We already have examples of personal solutions working at scale: the Internet, the Web, email and telephony. Each provides single, simple and standards-based ways any of us can scale how we deal with others—across countless companies, organizations and services. And they work for those companies as well.

Other solutions, however, are missing—such as ones that solve the eight problems listed above.

They’re missing for the best of all possible reasons: it’s still early. Digital living is still new—decades old at most. And it’s sure to persist for many decades, centuries or millennia to come.

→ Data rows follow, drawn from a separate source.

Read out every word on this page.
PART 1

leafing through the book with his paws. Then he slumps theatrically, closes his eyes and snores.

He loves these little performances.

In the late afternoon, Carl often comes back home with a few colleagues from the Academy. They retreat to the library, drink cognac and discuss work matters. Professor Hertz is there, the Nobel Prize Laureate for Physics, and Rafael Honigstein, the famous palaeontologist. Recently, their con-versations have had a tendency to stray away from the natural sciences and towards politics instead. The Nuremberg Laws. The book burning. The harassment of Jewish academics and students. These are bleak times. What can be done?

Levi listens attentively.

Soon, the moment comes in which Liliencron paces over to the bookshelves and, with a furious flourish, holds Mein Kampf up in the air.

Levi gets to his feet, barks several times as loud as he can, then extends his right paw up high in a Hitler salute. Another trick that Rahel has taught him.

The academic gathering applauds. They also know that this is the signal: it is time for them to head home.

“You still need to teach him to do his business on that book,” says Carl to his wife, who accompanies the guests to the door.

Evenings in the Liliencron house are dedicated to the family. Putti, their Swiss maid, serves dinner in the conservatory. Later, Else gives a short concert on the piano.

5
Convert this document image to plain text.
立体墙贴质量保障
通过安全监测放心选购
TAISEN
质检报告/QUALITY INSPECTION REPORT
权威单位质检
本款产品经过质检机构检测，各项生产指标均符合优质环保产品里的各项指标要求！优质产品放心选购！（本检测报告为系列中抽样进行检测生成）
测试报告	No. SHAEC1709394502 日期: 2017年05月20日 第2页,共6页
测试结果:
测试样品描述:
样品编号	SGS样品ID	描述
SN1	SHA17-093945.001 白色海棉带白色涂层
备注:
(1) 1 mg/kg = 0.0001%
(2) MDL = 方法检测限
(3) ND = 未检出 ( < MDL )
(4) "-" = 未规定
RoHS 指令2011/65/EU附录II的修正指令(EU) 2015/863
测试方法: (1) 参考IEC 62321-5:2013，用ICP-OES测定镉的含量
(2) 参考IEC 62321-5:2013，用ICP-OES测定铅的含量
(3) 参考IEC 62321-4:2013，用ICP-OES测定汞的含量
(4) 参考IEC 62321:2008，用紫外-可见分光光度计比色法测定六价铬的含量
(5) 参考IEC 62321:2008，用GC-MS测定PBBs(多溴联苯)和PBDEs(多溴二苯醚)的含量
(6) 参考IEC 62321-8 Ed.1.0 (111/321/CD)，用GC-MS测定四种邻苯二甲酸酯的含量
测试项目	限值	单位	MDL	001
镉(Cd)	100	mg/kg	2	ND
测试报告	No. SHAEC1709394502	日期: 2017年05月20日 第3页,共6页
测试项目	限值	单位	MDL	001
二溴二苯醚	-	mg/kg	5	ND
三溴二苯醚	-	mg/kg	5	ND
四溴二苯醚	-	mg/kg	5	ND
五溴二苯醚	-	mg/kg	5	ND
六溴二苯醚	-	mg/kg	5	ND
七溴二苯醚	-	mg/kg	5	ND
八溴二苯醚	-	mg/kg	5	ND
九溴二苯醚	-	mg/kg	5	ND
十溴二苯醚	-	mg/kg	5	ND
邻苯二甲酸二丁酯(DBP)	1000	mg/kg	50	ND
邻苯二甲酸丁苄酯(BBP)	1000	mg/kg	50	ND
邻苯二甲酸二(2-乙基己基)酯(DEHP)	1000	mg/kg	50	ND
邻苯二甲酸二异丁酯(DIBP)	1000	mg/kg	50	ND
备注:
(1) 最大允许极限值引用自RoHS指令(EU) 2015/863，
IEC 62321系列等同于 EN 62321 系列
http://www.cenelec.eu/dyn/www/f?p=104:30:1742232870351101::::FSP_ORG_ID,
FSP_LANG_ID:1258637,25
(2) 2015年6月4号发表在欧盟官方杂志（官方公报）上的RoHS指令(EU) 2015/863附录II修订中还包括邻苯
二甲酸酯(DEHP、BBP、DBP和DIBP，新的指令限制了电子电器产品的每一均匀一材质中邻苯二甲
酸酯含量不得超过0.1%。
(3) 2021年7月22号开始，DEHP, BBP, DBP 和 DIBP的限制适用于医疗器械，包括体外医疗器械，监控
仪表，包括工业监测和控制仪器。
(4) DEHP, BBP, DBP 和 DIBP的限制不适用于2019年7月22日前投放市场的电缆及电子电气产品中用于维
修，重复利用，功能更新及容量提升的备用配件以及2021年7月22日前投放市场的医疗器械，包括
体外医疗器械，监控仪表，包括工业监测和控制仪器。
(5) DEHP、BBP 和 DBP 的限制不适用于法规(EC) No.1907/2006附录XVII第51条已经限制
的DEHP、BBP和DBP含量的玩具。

They’re also missing because businesses typically think all solutions to business problems are ones for them. Thinking about customers solving business problems is outside that box.

But much work is already happening outside that box. And there already exist standards and code for building many customer-side solutions to problems shared with businesses. Yes, there are not yet as many or as good as we need; but there are enough to get started.

A lot of levers there.

For those of you attending this event, I’ll talk with you shortly. For the rest of you, I’ll let you know how it goes.